Si bien una podría pensar que estos individuos venían a robarnos hasta los tampones chorreantes que nos colgaban de la entrepierna, realmente intentaban hacernos el bien. Con las escopetas que cada uno de los polis tenía, tocaban las mochilas erectas para ver qué llevábamos adentro, casi como si hubiéramos estado en contacto con la bulba de Shakira en su etapa de piojos más feroces.
Los morenos del vidrio de adelante pecaban por portación de rostro. Pobrecitos, primero sonreían hasta que notaron que tenían todas las de perder, o ganar, ya a esta altura todos pensábamos que solo podía ser peor estar escuchando a Ricardo Montaner cantar alguna melodía feliz.
Resulta que los señores buscaban a un ladrón maléfico que había huido con una camioneta roja y un bolso negro y se había subido a un 60 (de los mil que circulan por Panamericana a esa hora) por la puerta de atrás. Imagínese la cara de la señora ahora que sabía que había entre nosotros un mal viviente que en cualquier momento podía empezar a los tiros desde el fondo, dejándonos a nosotros a su merced, haciendo con esto el hecho más memorable del 2008 para todos los viajantes, o al menos para los que lograran sobrevivir…
Con la mochila alta y las tetas goteando naranjú, los policías me perdonaron. Nos perdonaron a todos. El ladrón no era uno de los nuestros, ni siquiera había tocado con la punta del pito una ventanilla de nuestro transporte.
Un gran operativo para los años de milicia. Un golpe desacertado para los tiempos que corren...

lunes, enero 07, 2008

Caballo Regalado

“Mel, teléfono… para vos”, dijo mi hombre agitado después de correr por el pasillo en vano.
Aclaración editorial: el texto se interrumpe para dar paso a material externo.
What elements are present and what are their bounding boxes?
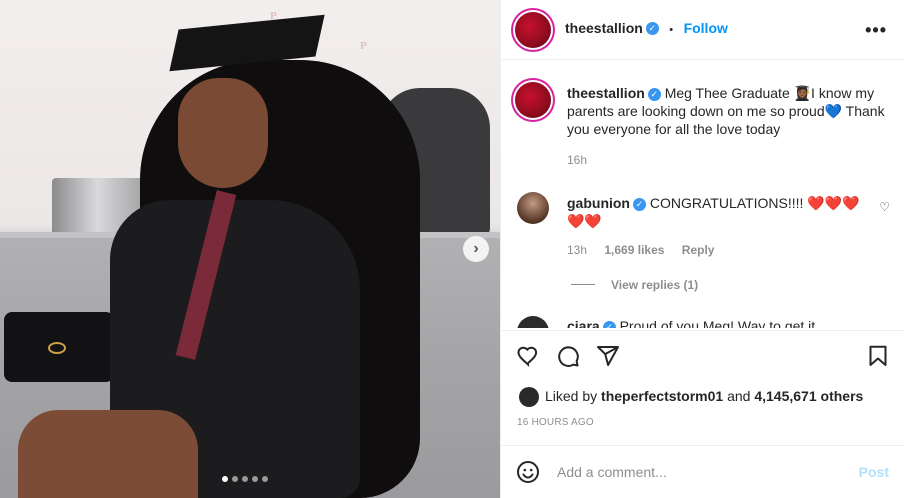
comment-avatar[interactable] bbox=[517, 316, 549, 328]
verified-icon: ✓ bbox=[602, 320, 616, 328]
heart-icon[interactable] bbox=[515, 343, 541, 369]
comment-input[interactable] bbox=[557, 464, 837, 480]
post-side-panel: theestallion ✓ • Follow ••• theestallion ✓… bbox=[500, 0, 904, 498]
liked-by-label: Liked by bbox=[545, 388, 598, 404]
comment-time[interactable]: 13h bbox=[567, 243, 587, 257]
add-comment-bar: Post bbox=[501, 445, 904, 498]
verified-icon: ✓ bbox=[633, 197, 646, 211]
action-bar: Liked by theperfectstorm01 and 4,145,671… bbox=[501, 330, 904, 450]
avatar[interactable] bbox=[515, 12, 551, 48]
carousel-dot[interactable] bbox=[242, 476, 248, 482]
verified-icon: ✓ bbox=[647, 87, 661, 101]
caption-avatar[interactable] bbox=[515, 82, 551, 118]
reply-button[interactable]: Reply bbox=[682, 243, 715, 257]
next-slide-button[interactable]: › bbox=[463, 236, 489, 262]
bag-logo bbox=[48, 342, 66, 354]
liker-avatar[interactable] bbox=[519, 387, 539, 407]
comment-username[interactable]: ciara bbox=[567, 318, 600, 328]
view-replies-button[interactable]: View replies (1) bbox=[611, 278, 698, 292]
carousel-dots bbox=[222, 476, 268, 482]
caption: theestallion ✓ Meg Thee Graduate 👩🏾‍🎓I kn… bbox=[567, 84, 893, 138]
follow-button[interactable]: Follow bbox=[684, 20, 728, 36]
comment-username[interactable]: gabunion bbox=[567, 195, 630, 211]
comment-clip: ciara ✓ Proud of you Meg! Way to get it bbox=[517, 312, 897, 328]
header-username[interactable]: theestallion bbox=[565, 20, 643, 36]
like-comment-icon[interactable]: ♡ bbox=[879, 200, 890, 214]
backdrop-logo: P bbox=[360, 40, 367, 52]
graduate-legs bbox=[18, 410, 198, 498]
comment-likes[interactable]: 1,669 likes bbox=[604, 243, 664, 257]
caption-time[interactable]: 16h bbox=[567, 153, 587, 167]
comment-icon[interactable] bbox=[555, 343, 581, 369]
post-header: theestallion ✓ • Follow ••• bbox=[501, 0, 904, 60]
carousel-dot[interactable] bbox=[222, 476, 228, 482]
separator-dot: • bbox=[669, 24, 674, 36]
caption-username[interactable]: theestallion bbox=[567, 85, 645, 101]
post-timestamp[interactable]: 16 HOURS AGO bbox=[517, 417, 594, 428]
verified-icon: ✓ bbox=[645, 22, 659, 36]
handbag bbox=[4, 312, 114, 382]
likes-summary: Liked by theperfectstorm01 and 4,145,671… bbox=[545, 388, 863, 404]
more-horizontal-icon[interactable]: ••• bbox=[865, 20, 887, 41]
comment-text: Proud of you Meg! Way to get it bbox=[619, 318, 816, 328]
carousel-dot[interactable] bbox=[252, 476, 258, 482]
and-label: and bbox=[727, 388, 751, 404]
comment-body: gabunion ✓ CONGRATULATIONS!!!! ❤️❤️❤️❤️❤️ bbox=[567, 194, 867, 230]
others-link[interactable]: 4,145,671 others bbox=[754, 388, 863, 404]
carousel-dot[interactable] bbox=[232, 476, 238, 482]
liker-username[interactable]: theperfectstorm01 bbox=[601, 388, 723, 404]
carousel-dot[interactable] bbox=[262, 476, 268, 482]
post-button[interactable]: Post bbox=[859, 464, 889, 480]
graduate-face bbox=[178, 78, 268, 188]
emoji-icon[interactable] bbox=[515, 459, 541, 485]
comment-avatar[interactable] bbox=[517, 192, 549, 224]
replies-divider bbox=[571, 284, 595, 285]
post-photo[interactable]: P P P › bbox=[0, 0, 500, 498]
share-icon[interactable] bbox=[595, 343, 621, 369]
chevron-right-icon: › bbox=[473, 240, 479, 257]
comment-meta: 13h 1,669 likes Reply bbox=[567, 243, 714, 257]
bookmark-icon[interactable] bbox=[865, 343, 891, 369]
Lo peor de cumplir años es la cantidad de llamados no deseados que uno debe atender. Lo negativo en cuestión es que uno no puede no atender, porque así arruina el vínculo nulo en algunos casos que mantenía con el tercero del otro lado de la línea. Un cumpleañero siempre debe estar dispuesto a mantener conversaciones poco trascendentales a partir de las 9 de la mañana, horario perfecto escogido por los abuelos.
Este llamado en particular estaba llegando alrededor de las 4 de la tarde del sábado 5 de enero.

-Hola, ¿quién habla?
-¿Señora Sansotta?
-Correcto, quién llama
-Le hablamos de la Pizzería La Continental, tenemos agendado su cumpleaños en el día de hoy…
-Correcto
-Queríamos regalarle una pizza grande de muzzarella. ¿Quiere aceptarla?

Pregunto: ¿Quién en su sano juicio no aceptaría una pizza gratis?

-¡¡¡¡¡¡Obvio!!!!!!!
-Muy bien. ¿Quisiera acompañarla con algún postre o gaseosa?
-(Cerebro piensa: “¿Será gratis también?”… Por las dudas…) - No, gracias
-¿La quiere en algún horario en particular?
-Y… mandamelá a eso de las 8 y media (“jijijiji” por dentro)

Hora: 20:30:07
Timbre

-Señora, de La Continental a traerle la pizza por su cumpleaños
-Ahí bajo

Mientras bajaba con la llave de mi concubino pensaba lo molesto que debía ser para el pobre delivery boy el estar trayéndome una pizza por la cual no recibiría ni un centavo. Pensé en darle 5 pesos de propina, pero con el correr de los pisos se transformaron en 2.
Bajé. Era un morocho robusto. Muy robusto. Tenía transpiración goteándole de la nariz y un gorrito rojo, descolorido por el chivo cabezal. Mientras me acercaba a la puerta, él se acercaba a su moto y sacaba la pizza humeante. Llave en la puerta. Fuerza. Más fuerza. No gira. Qué pasa que no gira esta conchuda llave. El robusto me miraba con la pizza en la mano. Giro de muñeca, giro de dedo, dedo rojo. No gira. Qué carajo pasa que no gira esta llave del demonio. El morocho lleva la pizza a la moto. ¡No! ¡No te la lleves, esperá un minuto! Subo al ascensor, corro dejando las puertas abiertas de la casa, tomo mi otra llave, revoleo la de mi concubino y arremeto al botón de planta baja. El morocho, tieso como una Barbi me esperaba odiando cada centímetro de mi flequillo.

-Tomá, así está bien
-Gracias… servite (le dí los 2 pesos)
-Ah… bueno. Feliz Cumpleaños.

Por solo 2 pesos, un saludo de cumpleaños sincero.
La pizza estaba riquísima. Gracias La Continental.